それから、俺は何枚か写真を撮って。君もスケッチに夢中なって、気づいたらもう、13:00近くになっていたんだ。
俺は折りたたみの小さなアウトドア用のテーブルを広げてから、サンドイッチとコンロをとり出して、小さなポットにスープとコーヒーを飲むためのお湯を沸かす。
『柊哉。お昼だよ。おーい、柊?』
夢中でデッサンをする君は何も聴こえないようだった。君の瞳の中に映った君を夢中にさせている景色に、俺が嫉妬したくらいだ。
『コーヒーちょっと濃いな。』
『いえ、美味しいです。遼介さん。』
『そう?なら、よかった。』
『こんな絶景の中で、こんなに美味しいランチを食べれるなんて、思ってもみなかったので。感動しちゃいます。』
『感動してくれるの?うれしいんだけどさ、実はそのサンドイッチ、家の近くのパン屋さんで買ったやつ。』
『ふふ。そうなんですね。でも、やっぱり感動しちゃいます。』
遅いランチをとっていると、急に空が暗くなってきたから、『山の天気は崩れ始めると早いから、もうそろそろ戻ろうか。』って俺が言うと君は残念そうに少しだけ唇を尖らせた。

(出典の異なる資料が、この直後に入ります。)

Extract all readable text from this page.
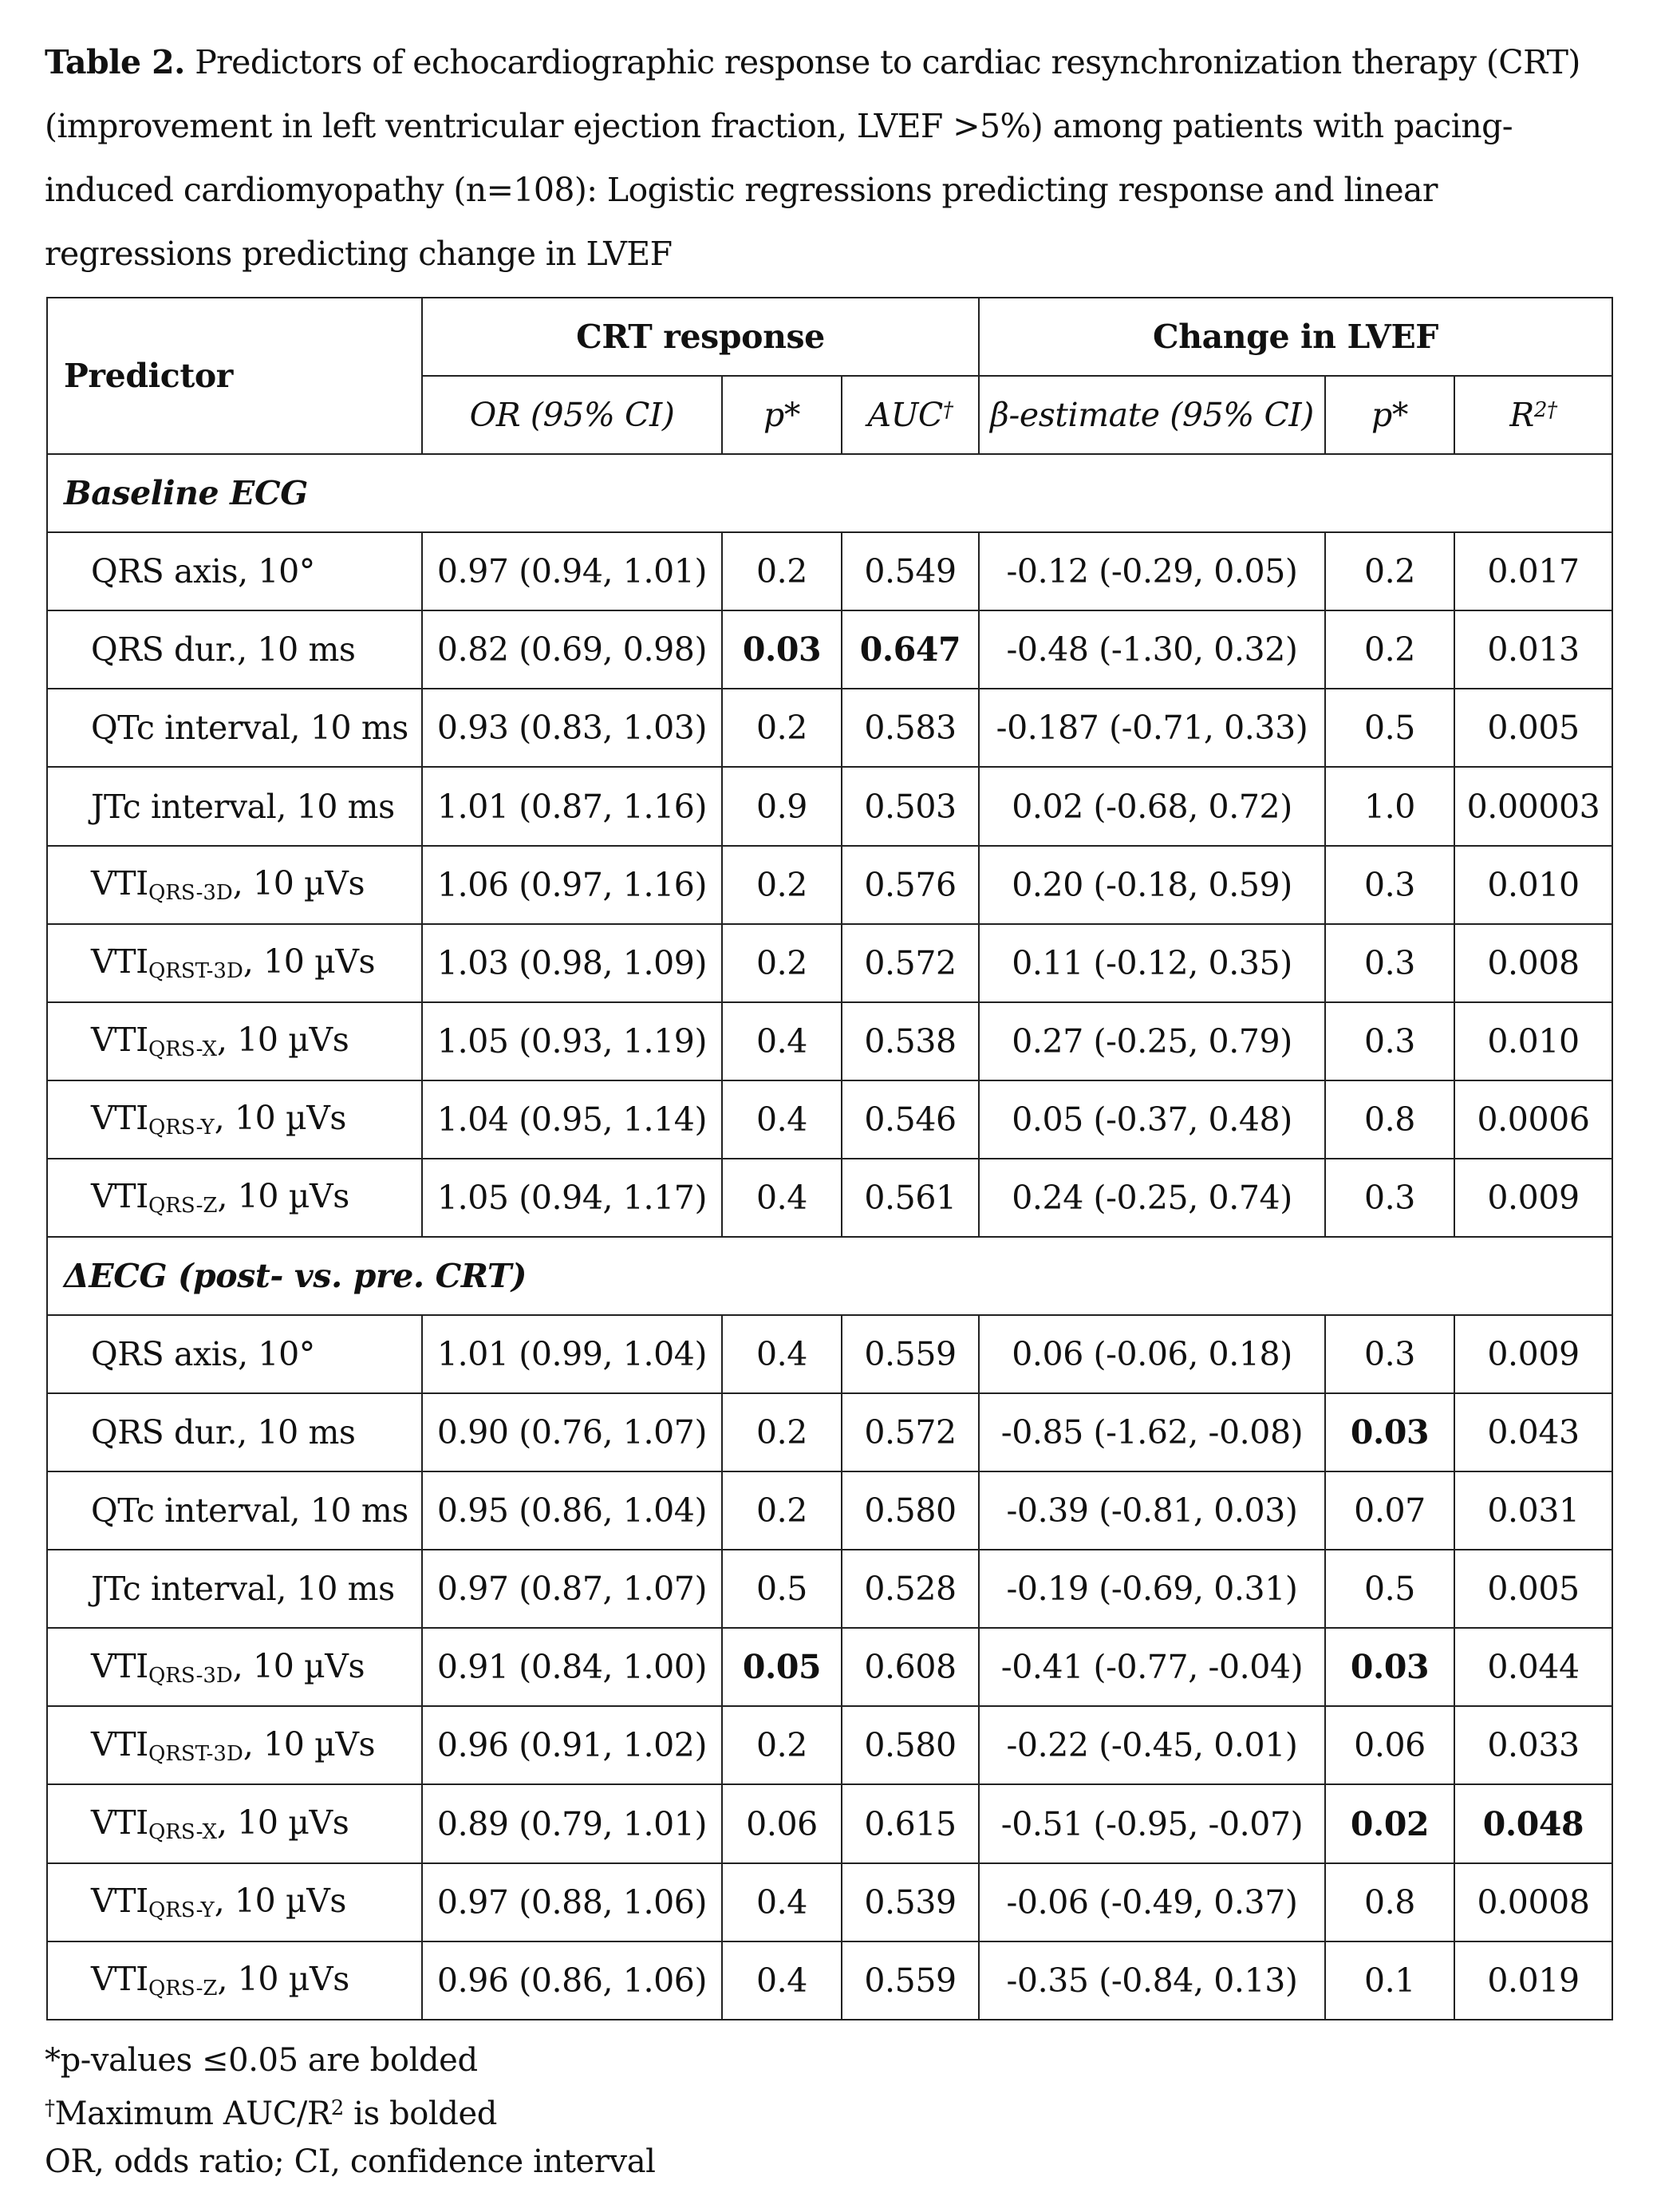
Table 2. Predictors of echocardiographic response to cardiac resynchronization therapy (CRT) (improvement in left ventricular ejection fraction, LVEF >5%) among patients with pacing-induced cardiomyopathy (n=108): Logistic regressions predicting response and linear regressions predicting change in LVEF
Predictor	CRT response			Change in LVEF		
	OR (95% CI)	p*	AUC†	β-estimate (95% CI)	p*	$R^{2\dagger}$
Baseline ECG						
QRS axis, 10°	0.97 (0.94, 1.01)	0.2	0.549	-0.12 (-0.29, 0.05)	0.2	0.017
QRS dur., 10 ms	0.82 (0.69, 0.98)	0.03	0.647	-0.48 (-1.30, 0.32)	0.2	0.013
QTc interval, 10 ms	0.93 (0.83, 1.03)	0.2	0.583	-0.187 (-0.71, 0.33)	0.5	0.005
JTc interval, 10 ms	1.01 (0.87, 1.16)	0.9	0.503	0.02 (-0.68, 0.72)	1.0	0.00003
$VTI_{QRS-3D}$, 10 µVs	1.06 (0.97, 1.16)	0.2	0.576	0.20 (-0.18, 0.59)	0.3	0.010
$VTI_{QRST-3D}$, 10 µVs	1.03 (0.98, 1.09)	0.2	0.572	0.11 (-0.12, 0.35)	0.3	0.008
$VTI_{QRS-X}$, 10 µVs	1.05 (0.93, 1.19)	0.4	0.538	0.27 (-0.25, 0.79)	0.3	0.010
$VTI_{QRS-Y}$, 10 µVs	1.04 (0.95, 1.14)	0.4	0.546	0.05 (-0.37, 0.48)	0.8	0.0006
$VTI_{QRS-Z}$, 10 µVs	1.05 (0.94, 1.17)	0.4	0.561	0.24 (-0.25, 0.74)	0.3	0.009
ΔECG (post- vs. pre. CRT)						
QRS axis, 10°	1.01 (0.99, 1.04)	0.4	0.559	0.06 (-0.06, 0.18)	0.3	0.009
QRS dur., 10 ms	0.90 (0.76, 1.07)	0.2	0.572	-0.85 (-1.62, -0.08)	0.03	0.043
QTc interval, 10 ms	0.95 (0.86, 1.04)	0.2	0.580	-0.39 (-0.81, 0.03)	0.07	0.031
JTc interval, 10 ms	0.97 (0.87, 1.07)	0.5	0.528	-0.19 (-0.69, 0.31)	0.5	0.005
$VTI_{QRS-3D}$, 10 µVs	0.91 (0.84, 1.00)	0.05	0.608	-0.41 (-0.77, -0.04)	0.03	0.044
$VTI_{QRST-3D}$, 10 µVs	0.96 (0.91, 1.02)	0.2	0.580	-0.22 (-0.45, 0.01)	0.06	0.033
$VTI_{QRS-X}$, 10 µVs	0.89 (0.79, 1.01)	0.06	0.615	-0.51 (-0.95, -0.07)	0.02	0.048
$VTI_{QRS-Y}$, 10 µVs	0.97 (0.88, 1.06)	0.4	0.539	-0.06 (-0.49, 0.37)	0.8	0.0008
$VTI_{QRS-Z}$, 10 µVs	0.96 (0.86, 1.06)	0.4	0.559	-0.35 (-0.84, 0.13)	0.1	0.019
*p-values ≤0.05 are bolded
†Maximum AUC/$R^2$ is bolded
OR, odds ratio; CI, confidence interval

ログハウスに戻って玄関の扉を開けると、中は点けておいたストーブのおかげで、柔らかく暖かかった。薪ストーブ特有の家全体を優しく包むように暖めてくれる感じが、俺は好きなんだ。
俺がもう一度ストーブの中に薪を足しながら『柊哉、外寒かっただろ?朝はもっと寒いからな。』と言うと君は、『すごい景色が見れるなら、大丈夫です。』って言って微笑んだ。
ふと窓の外に目をやると、案の定空が暗くなって、ふわふわとした大粒の雪が舞いはじめた。風のせいなのか、雪の結晶が窓の下から上に上がって行くように見える。
『遼介さん....雪....』
そう言ながら、君は窓際に歩いていく。
『綺麗ですね。』
食い入るように見入っている君が可愛くて、俺は、君に近づいて窓を開けた。君は手をのばし、雪を手のひらに乗せてから、『こんなに大きいと、雪の結晶の形がよくわかりますね。』そう言って、宝物を見せる子供のような顔をしながら、俺に見せてくれたんだ。